オレリアはエマを含めた六人の侍女候補を見渡したあと、ジャネットに視線を移す。
「……ジャネット、始めてちょうだい」
「はい。この試験では、あなたたちにはオレリア殿下の身の回りのお世話を実際にやってもらうわ。まずは殿下のドレスに合わせて髪型を整え、髪飾りを選んでちょうだい」
侍女候補が一人ずつオレリアに対して試験を行うと時間がかかるため、オレリアの侍女四人、そしてジャネットがそれぞれオレリアに扮して加わることになった。

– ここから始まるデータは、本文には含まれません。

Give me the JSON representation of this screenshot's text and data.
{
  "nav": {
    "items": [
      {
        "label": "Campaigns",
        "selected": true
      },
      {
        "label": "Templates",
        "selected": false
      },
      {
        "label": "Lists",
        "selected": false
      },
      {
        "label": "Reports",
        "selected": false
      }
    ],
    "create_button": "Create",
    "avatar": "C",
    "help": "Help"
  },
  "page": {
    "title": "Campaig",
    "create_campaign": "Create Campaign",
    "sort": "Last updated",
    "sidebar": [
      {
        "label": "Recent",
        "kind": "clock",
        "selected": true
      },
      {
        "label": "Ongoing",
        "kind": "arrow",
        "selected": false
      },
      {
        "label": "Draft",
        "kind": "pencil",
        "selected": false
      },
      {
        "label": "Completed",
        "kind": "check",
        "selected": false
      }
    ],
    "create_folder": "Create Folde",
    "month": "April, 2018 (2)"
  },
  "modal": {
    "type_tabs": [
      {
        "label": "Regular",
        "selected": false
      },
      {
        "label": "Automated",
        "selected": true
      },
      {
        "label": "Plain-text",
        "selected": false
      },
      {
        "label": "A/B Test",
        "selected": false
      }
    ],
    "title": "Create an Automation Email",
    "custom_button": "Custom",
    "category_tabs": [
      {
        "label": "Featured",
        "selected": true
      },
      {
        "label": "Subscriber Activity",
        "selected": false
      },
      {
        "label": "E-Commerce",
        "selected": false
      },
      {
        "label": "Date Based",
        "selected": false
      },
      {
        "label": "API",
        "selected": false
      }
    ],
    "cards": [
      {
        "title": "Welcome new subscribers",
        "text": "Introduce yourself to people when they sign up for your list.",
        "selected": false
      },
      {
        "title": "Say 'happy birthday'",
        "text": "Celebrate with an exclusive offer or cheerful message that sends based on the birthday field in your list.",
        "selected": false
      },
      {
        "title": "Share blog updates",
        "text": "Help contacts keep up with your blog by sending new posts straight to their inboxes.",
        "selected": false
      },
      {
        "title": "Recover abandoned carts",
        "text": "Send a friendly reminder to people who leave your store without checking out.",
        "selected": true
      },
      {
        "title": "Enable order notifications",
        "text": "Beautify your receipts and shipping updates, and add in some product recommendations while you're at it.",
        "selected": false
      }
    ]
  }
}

オレリアは紫色のドレスを着ており、侍女たちとジャネットは同じ紫の布を上半身に纏う。誰が誰の髪をセットするかは、早いもの勝ちとなった。
「オレリア殿下、ぜひ私にやらせてください!」
最初にエマを押しのけた使用人が、素早くオレリアの背後に移動した。他の四人は同じようにオレリアの侍女たちの背後に移動し、エマは一人取り残される。
エマは別に誰でもよかったのだが、結果的にジャネットの髪をセットすることになった。
「……侍女長、よろしくお願いします」
「ええ、よろしく」
いつもと同じジャネットの毅然とした態度が、エマにとっては居心地が良かった。オレリアの髪を触るより、気楽なのは確かである。
(オレリア殿下は、光沢のある紫のドレス。体に沿った細身のデザイン……ということは……)
エマは実際のオレリアの姿を見ながら、頭の中で似合う髪型を考える。その中から一つの答えを見つけ、口元を綻ばせた。
(よし、使う髪飾りも決めた。とことんアレンジを楽しもう)
花屋の娘だった人生のとき、アレンジを考えて花束を作っていたことを思い出しながら、エマはうきうきと手を動かし始めた。